GLKMatrix4 projectionMatrix = GLKMatrix4MakePerspective(GLKMathDegreesToRadians(65.0f), aspect, 0.1f, 100.0f);
平行移動/回転/拡大縮小
また、glTranslatef, glRotatef, glScalefに該当する関数もGLKitに用意されていて、それらが使われています。残念ながらglPushMatrix, glPopMatrixに該当するような仕組みはないです。

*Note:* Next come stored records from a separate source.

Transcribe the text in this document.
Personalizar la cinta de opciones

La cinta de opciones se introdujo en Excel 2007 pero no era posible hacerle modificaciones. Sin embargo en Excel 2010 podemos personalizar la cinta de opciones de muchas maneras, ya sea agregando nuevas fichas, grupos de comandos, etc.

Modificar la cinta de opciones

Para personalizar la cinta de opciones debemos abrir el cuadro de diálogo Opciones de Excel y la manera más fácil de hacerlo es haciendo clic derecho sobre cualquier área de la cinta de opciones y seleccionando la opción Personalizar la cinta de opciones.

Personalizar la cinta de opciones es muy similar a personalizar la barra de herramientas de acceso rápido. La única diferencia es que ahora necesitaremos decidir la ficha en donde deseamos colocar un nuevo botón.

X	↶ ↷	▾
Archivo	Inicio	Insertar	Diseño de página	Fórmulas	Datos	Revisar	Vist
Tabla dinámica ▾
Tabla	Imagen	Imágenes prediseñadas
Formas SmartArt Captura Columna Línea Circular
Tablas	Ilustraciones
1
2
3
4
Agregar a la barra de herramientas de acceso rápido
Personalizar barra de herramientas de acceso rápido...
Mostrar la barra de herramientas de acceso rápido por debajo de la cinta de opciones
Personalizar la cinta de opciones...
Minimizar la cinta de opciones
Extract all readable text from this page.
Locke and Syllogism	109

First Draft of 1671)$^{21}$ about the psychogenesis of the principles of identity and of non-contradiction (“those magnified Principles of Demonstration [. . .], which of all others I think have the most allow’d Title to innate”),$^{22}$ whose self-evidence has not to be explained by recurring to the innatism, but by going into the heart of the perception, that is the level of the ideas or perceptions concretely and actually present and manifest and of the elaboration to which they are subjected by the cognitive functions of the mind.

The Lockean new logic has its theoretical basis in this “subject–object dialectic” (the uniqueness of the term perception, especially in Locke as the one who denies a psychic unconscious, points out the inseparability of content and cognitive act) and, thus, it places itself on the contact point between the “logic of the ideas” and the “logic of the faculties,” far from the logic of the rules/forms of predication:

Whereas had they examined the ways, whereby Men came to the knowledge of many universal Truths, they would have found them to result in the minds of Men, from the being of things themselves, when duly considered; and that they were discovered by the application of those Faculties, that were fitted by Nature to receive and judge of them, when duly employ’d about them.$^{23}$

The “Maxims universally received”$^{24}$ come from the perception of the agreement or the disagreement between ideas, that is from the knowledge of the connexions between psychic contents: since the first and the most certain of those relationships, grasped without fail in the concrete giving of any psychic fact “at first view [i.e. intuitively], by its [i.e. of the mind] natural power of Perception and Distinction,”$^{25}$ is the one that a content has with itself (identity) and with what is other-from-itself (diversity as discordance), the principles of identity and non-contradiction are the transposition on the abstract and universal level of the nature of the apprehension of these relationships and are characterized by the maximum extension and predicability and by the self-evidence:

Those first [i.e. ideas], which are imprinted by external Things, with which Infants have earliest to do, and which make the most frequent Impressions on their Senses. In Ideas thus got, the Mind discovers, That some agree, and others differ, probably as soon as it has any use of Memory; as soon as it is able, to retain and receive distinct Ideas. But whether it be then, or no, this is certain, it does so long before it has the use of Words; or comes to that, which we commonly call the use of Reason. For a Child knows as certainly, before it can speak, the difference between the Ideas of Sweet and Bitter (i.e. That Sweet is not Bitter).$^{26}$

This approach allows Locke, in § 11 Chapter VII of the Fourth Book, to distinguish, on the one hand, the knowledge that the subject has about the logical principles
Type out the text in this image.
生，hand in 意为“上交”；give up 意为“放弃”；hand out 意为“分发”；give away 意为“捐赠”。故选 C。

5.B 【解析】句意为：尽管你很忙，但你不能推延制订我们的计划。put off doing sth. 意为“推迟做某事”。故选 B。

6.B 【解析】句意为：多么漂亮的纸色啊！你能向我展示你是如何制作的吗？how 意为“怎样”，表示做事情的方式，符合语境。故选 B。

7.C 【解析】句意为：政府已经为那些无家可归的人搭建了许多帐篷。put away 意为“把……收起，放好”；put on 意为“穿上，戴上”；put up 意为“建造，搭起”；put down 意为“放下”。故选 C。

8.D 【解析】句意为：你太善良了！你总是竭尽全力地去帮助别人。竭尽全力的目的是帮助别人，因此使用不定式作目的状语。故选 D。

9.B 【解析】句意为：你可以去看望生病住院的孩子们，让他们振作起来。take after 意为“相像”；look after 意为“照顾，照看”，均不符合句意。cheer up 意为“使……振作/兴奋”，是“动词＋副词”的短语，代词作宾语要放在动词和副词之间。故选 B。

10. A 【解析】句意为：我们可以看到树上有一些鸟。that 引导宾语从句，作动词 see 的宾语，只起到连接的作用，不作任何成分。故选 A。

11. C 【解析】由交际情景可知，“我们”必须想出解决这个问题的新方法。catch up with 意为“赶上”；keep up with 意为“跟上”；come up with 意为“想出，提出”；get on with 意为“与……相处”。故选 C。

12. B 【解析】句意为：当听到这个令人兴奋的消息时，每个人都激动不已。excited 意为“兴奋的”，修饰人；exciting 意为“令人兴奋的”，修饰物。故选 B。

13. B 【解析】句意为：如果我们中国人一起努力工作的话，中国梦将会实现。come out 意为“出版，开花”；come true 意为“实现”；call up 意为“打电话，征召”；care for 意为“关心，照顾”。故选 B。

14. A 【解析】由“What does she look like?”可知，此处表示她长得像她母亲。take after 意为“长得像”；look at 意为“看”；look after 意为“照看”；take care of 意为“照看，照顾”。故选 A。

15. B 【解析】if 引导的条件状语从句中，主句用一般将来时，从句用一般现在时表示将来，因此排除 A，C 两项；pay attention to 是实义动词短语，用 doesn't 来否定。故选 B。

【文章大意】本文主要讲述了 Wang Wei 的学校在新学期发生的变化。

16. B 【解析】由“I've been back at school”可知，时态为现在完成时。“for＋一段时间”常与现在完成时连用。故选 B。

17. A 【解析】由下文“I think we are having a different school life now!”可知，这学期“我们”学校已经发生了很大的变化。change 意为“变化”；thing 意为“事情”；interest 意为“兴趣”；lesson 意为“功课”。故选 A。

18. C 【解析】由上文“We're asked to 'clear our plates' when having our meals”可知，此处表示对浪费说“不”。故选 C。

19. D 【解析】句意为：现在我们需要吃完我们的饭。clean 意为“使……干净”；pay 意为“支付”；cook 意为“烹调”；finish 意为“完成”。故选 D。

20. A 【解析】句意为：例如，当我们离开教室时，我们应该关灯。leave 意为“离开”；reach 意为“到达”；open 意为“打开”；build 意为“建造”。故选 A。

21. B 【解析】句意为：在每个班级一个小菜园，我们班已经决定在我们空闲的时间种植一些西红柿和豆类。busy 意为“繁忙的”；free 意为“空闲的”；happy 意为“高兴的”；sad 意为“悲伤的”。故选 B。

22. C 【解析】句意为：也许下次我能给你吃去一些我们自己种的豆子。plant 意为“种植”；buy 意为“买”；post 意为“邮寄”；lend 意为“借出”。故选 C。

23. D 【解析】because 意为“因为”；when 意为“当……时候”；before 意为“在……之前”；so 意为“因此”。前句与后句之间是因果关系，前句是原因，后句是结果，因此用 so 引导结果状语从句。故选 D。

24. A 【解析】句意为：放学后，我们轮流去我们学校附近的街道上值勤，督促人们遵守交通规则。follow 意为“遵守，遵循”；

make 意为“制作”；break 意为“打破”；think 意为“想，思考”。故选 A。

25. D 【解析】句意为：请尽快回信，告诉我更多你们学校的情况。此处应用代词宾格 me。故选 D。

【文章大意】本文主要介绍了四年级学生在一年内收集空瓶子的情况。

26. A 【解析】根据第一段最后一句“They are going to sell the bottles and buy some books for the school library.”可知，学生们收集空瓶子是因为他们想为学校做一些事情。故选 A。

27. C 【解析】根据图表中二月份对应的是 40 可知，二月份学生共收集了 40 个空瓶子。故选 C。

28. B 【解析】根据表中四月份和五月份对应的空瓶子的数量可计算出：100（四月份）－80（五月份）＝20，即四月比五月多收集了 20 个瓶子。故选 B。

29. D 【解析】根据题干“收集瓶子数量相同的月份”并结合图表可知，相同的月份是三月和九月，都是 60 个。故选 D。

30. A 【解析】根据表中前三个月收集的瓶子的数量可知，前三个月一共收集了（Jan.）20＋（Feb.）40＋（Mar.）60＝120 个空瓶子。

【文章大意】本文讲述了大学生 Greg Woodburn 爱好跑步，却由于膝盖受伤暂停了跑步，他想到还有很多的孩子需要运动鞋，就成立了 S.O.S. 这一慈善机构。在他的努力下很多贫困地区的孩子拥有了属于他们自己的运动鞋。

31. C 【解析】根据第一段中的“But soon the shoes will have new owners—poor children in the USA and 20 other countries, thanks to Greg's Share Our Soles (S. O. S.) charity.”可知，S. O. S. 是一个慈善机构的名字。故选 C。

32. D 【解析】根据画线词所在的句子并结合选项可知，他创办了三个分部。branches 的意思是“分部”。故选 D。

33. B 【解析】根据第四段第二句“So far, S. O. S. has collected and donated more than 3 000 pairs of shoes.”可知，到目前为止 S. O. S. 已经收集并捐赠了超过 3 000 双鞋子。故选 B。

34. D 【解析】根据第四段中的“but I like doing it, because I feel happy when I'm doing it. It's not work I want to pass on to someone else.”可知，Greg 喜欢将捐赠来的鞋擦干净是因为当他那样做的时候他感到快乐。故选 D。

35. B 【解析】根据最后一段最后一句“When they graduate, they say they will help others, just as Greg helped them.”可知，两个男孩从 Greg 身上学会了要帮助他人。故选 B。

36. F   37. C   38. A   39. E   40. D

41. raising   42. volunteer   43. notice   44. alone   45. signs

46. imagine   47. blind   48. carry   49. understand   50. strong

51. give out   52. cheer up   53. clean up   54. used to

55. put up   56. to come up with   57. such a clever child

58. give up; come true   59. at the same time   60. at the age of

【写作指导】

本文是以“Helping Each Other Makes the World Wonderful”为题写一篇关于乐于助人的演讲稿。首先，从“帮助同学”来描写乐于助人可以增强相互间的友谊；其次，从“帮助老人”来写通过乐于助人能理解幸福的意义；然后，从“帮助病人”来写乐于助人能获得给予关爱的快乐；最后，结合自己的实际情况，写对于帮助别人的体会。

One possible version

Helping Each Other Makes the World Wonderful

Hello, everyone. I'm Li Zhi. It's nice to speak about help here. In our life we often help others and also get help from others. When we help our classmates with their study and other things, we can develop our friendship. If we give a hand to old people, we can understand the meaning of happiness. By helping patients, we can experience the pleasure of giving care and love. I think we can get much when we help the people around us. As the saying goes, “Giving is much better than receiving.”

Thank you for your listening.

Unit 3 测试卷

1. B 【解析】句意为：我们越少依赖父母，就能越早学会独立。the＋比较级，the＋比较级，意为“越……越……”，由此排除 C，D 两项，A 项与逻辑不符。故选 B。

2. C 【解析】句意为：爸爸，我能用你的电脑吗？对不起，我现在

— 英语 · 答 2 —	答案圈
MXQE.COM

GLKMatrix4 modelViewMatrix = GLKMatrix4MakeTranslation(0.0f, 0.0f, -1.5f); modelViewMatrix = GLKMatrix4Rotate(modelViewMatrix, _rotation, 1.0f, 1.0f, 1.0f); modelViewMatrix = GLKMatrix4Multiply(baseModelViewMatrix, modelViewMatrix);
画面の描画
実際の描画の処理はglkView:drawInRect:メソッドの中で実装されています。エフェクトを使っての描画と、エフェクトを使わない描画の二つのコードが記述されています。
エフェクトを使う場合は、そのエフェクトを有効にしたい範囲の直前でprepareToDrawメソッドを呼び出してエフェクトを有効にしています。
[self.effect prepareToDraw]; glDrawArrays(GL_TRIANGLES, 0, 36);
Shader.fsh / Shader.vsh
この二つのファイルはシェーダーですが、今回は特に重要ではないので省略します。ちなみに、エフェクトを使って描画をする場合はこれらのファイルは不要になります。
結論
プロジェクトテンプレートはGLKitを使って描画するコードと使わないで描画するコードが両方記述されているため、若干長くて読みにくい印象を受けてしまうのですが、GLKitを使っている部分だけみていくと、かなりシンプルでわかりやすいコードになっていることがわかります。特にES1系を使ってきたユーザには、非常に馴染みやすい実装になっていると思いますし、新しくGLの勉強をはじめるユーザにとっても大きくハードルが下がるものだと思うので、是非GLKitを活用していきたいですね。